先程まで漲っていた獣性は感じられなくなっていた。薄ら氷のような色をした、微睡みから覚めたような瞳。
「エレ……ノア……」
ゆっくりと唇が開いて、確かめるように彼女の名前が紡がれる。
そこに魔物の姿はもう無く、いたのは、彼女のよく知るラザレスの姿だった。
「ラザレス……!」
ああ、彼は戻ってきた。ちゃんと、エレノアの知るラザレスだ。そう悟ったエレノアは、ほっと安堵してそう呼びかける。けれどそれと同時、まるで糸が切れたように、ラザレスの身体から力が抜けた。
「え……ちょっと?」
ドサリ、音を立てて、彼の身体が彼女の上にのしかかる。完全に力の抜けた彼の身体は予想以上に重くて、油断していたエレノアは再び背中を床にぶつけた。
「ラザレス?……ラザレス?」
戸惑いがちにエレノアが声をかけるも、ラザレスは反応を返さない。その代わりに耳に届いたのは彼の苦しそうな呼吸の音で、彼女はその時初めて、ラザレスが全身に脂汗をかいていることに気がついた。

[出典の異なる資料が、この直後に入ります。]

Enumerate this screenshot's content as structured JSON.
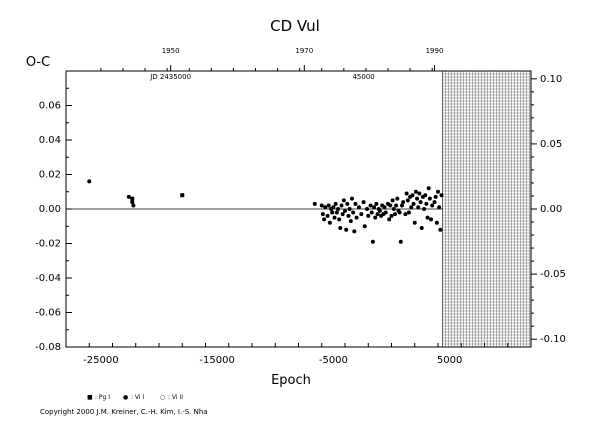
{
  "chart_data": {
    "type": "scatter",
    "title": "CD Vul",
    "xlabel": "Epoch",
    "ylabel": "O-C",
    "xlim": [
      -28000,
      12000
    ],
    "ylim": [
      -0.08,
      0.08
    ],
    "right_ylim": [
      -0.106,
      0.106
    ],
    "x_ticks": [
      "-25000",
      "-15000",
      "-5000",
      "5000"
    ],
    "x_tick_values": [
      -25000,
      -15000,
      -5000,
      5000
    ],
    "y_ticks": [
      "-0.08",
      "-0.06",
      "-0.04",
      "-0.02",
      "0.00",
      "0.02",
      "0.04",
      "0.06"
    ],
    "y_tick_values": [
      -0.08,
      -0.06,
      -0.04,
      -0.02,
      0.0,
      0.02,
      0.04,
      0.06
    ],
    "right_y_ticks": [
      "-0.10",
      "-0.05",
      "0.00",
      "0.05",
      "0.10"
    ],
    "right_y_tick_values": [
      -0.1,
      -0.05,
      0.0,
      0.05,
      0.1
    ],
    "top_year_ticks": [
      "1950",
      "1970",
      "1990"
    ],
    "top_year_epochs": [
      -19000,
      -7500,
      3700
    ],
    "top_jd_labels": [
      {
        "text": "JD 2435000",
        "epoch": -19000
      },
      {
        "text": "45000",
        "epoch": -2400
      }
    ],
    "reference_line": 0.0,
    "future_region_start_epoch": 4400,
    "legend": [
      {
        "symbol": "■",
        "label": ": Pg I"
      },
      {
        "symbol": "●",
        "label": ": Vi I"
      },
      {
        "symbol": "○",
        "label": ": Vi II"
      }
    ],
    "copyright": "Copyright 2000 J.M. Kreiner, C.-H. Kim, I.-S. Nha",
    "series": [
      {
        "marker": "square",
        "points": [
          [
            -22300,
            0.006
          ],
          [
            -18000,
            0.008
          ]
        ]
      },
      {
        "marker": "dot",
        "points": [
          [
            -26000,
            0.016
          ],
          [
            -22600,
            0.007
          ],
          [
            -22300,
            0.004
          ],
          [
            -22200,
            0.002
          ],
          [
            -6600,
            0.003
          ],
          [
            -6000,
            0.002
          ],
          [
            -5900,
            -0.003
          ],
          [
            -5800,
            -0.006
          ],
          [
            -5700,
            0.001
          ],
          [
            -5500,
            -0.004
          ],
          [
            -5400,
            0.002
          ],
          [
            -5300,
            -0.008
          ],
          [
            -5200,
            0.0
          ],
          [
            -5100,
            -0.002
          ],
          [
            -5000,
            0.001
          ],
          [
            -4900,
            -0.005
          ],
          [
            -4800,
            0.003
          ],
          [
            -4700,
            -0.002
          ],
          [
            -4600,
            0.0
          ],
          [
            -4500,
            -0.006
          ],
          [
            -4400,
            -0.011
          ],
          [
            -4300,
            0.002
          ],
          [
            -4200,
            -0.003
          ],
          [
            -4100,
            0.005
          ],
          [
            -4000,
            -0.001
          ],
          [
            -3900,
            -0.012
          ],
          [
            -3800,
            0.003
          ],
          [
            -3700,
            -0.004
          ],
          [
            -3600,
            0.0
          ],
          [
            -3500,
            -0.007
          ],
          [
            -3400,
            0.006
          ],
          [
            -3300,
            -0.002
          ],
          [
            -3200,
            -0.013
          ],
          [
            -3100,
            0.003
          ],
          [
            -3000,
            -0.005
          ],
          [
            -2800,
            0.001
          ],
          [
            -2600,
            -0.003
          ],
          [
            -2400,
            0.004
          ],
          [
            -2300,
            -0.01
          ],
          [
            -2100,
            0.0
          ],
          [
            -2000,
            -0.004
          ],
          [
            -1800,
            0.002
          ],
          [
            -1700,
            -0.002
          ],
          [
            -1600,
            -0.019
          ],
          [
            -1500,
            0.001
          ],
          [
            -1400,
            -0.005
          ],
          [
            -1300,
            0.003
          ],
          [
            -1200,
            -0.003
          ],
          [
            -1100,
            0.0
          ],
          [
            -1000,
            -0.001
          ],
          [
            -900,
            -0.004
          ],
          [
            -800,
            0.002
          ],
          [
            -700,
            -0.003
          ],
          [
            -600,
            0.001
          ],
          [
            -500,
            -0.002
          ],
          [
            -300,
            0.003
          ],
          [
            -200,
            -0.006
          ],
          [
            -100,
            0.002
          ],
          [
            0,
            -0.004
          ],
          [
            100,
            0.005
          ],
          [
            200,
            0.0
          ],
          [
            300,
            -0.003
          ],
          [
            400,
            0.002
          ],
          [
            500,
            0.006
          ],
          [
            600,
            -0.001
          ],
          [
            700,
            -0.002
          ],
          [
            800,
            -0.019
          ],
          [
            900,
            0.002
          ],
          [
            1000,
            0.004
          ],
          [
            1200,
            -0.003
          ],
          [
            1300,
            0.009
          ],
          [
            1400,
            0.005
          ],
          [
            1500,
            -0.002
          ],
          [
            1600,
            0.007
          ],
          [
            1700,
            0.001
          ],
          [
            1800,
            0.008
          ],
          [
            1900,
            0.003
          ],
          [
            2000,
            -0.008
          ],
          [
            2100,
            0.01
          ],
          [
            2200,
            0.006
          ],
          [
            2300,
            0.001
          ],
          [
            2400,
            0.009
          ],
          [
            2500,
            0.004
          ],
          [
            2600,
            -0.011
          ],
          [
            2700,
            0.007
          ],
          [
            2800,
            0.0
          ],
          [
            2900,
            0.008
          ],
          [
            3000,
            0.003
          ],
          [
            3100,
            -0.005
          ],
          [
            3200,
            0.012
          ],
          [
            3300,
            0.006
          ],
          [
            3400,
            -0.006
          ],
          [
            3500,
            0.002
          ],
          [
            3700,
            0.004
          ],
          [
            3800,
            0.007
          ],
          [
            3900,
            -0.008
          ],
          [
            4000,
            0.01
          ],
          [
            4100,
            0.001
          ],
          [
            4200,
            -0.012
          ],
          [
            4300,
            0.008
          ]
        ]
      }
    ]
  }
}
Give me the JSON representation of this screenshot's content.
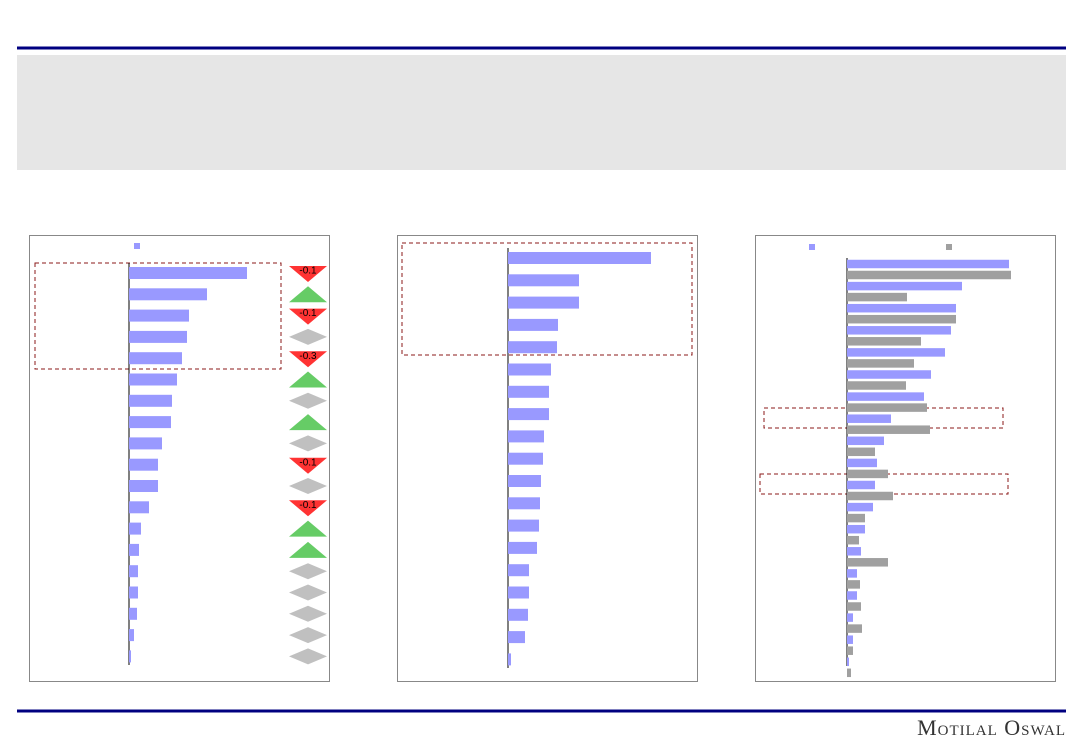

嗚呼、そうだ。ラザレスは、怪我をしていた。鼻には相変わらず強い血の臭いがつくし、なんとか上半身を持ち上げて肩越しに彼の身体を見下ろすと、裂けた衣服──そして恐らくはその下の身体も──が目に入った。
その時、入口の方から小さな物音がする。バサリという羽音は、その音をたてたのが誰かを伝えていた。
「えーのあ!ブジ?」
騒がしく部屋の中に入ってきたのは予想通りビルドだ。カラスは部屋の真ん中でラザレスの下敷きになっているエレノアを見て目を丸くすると、すぐにその傍にとまった。
「……つぶさレタ?」
身動きのとれないエレノアを見下ろしたビルドは、いまいち緊張感に欠けた声でそう呟く。エレノアはその空気感を無視して、声をあげた。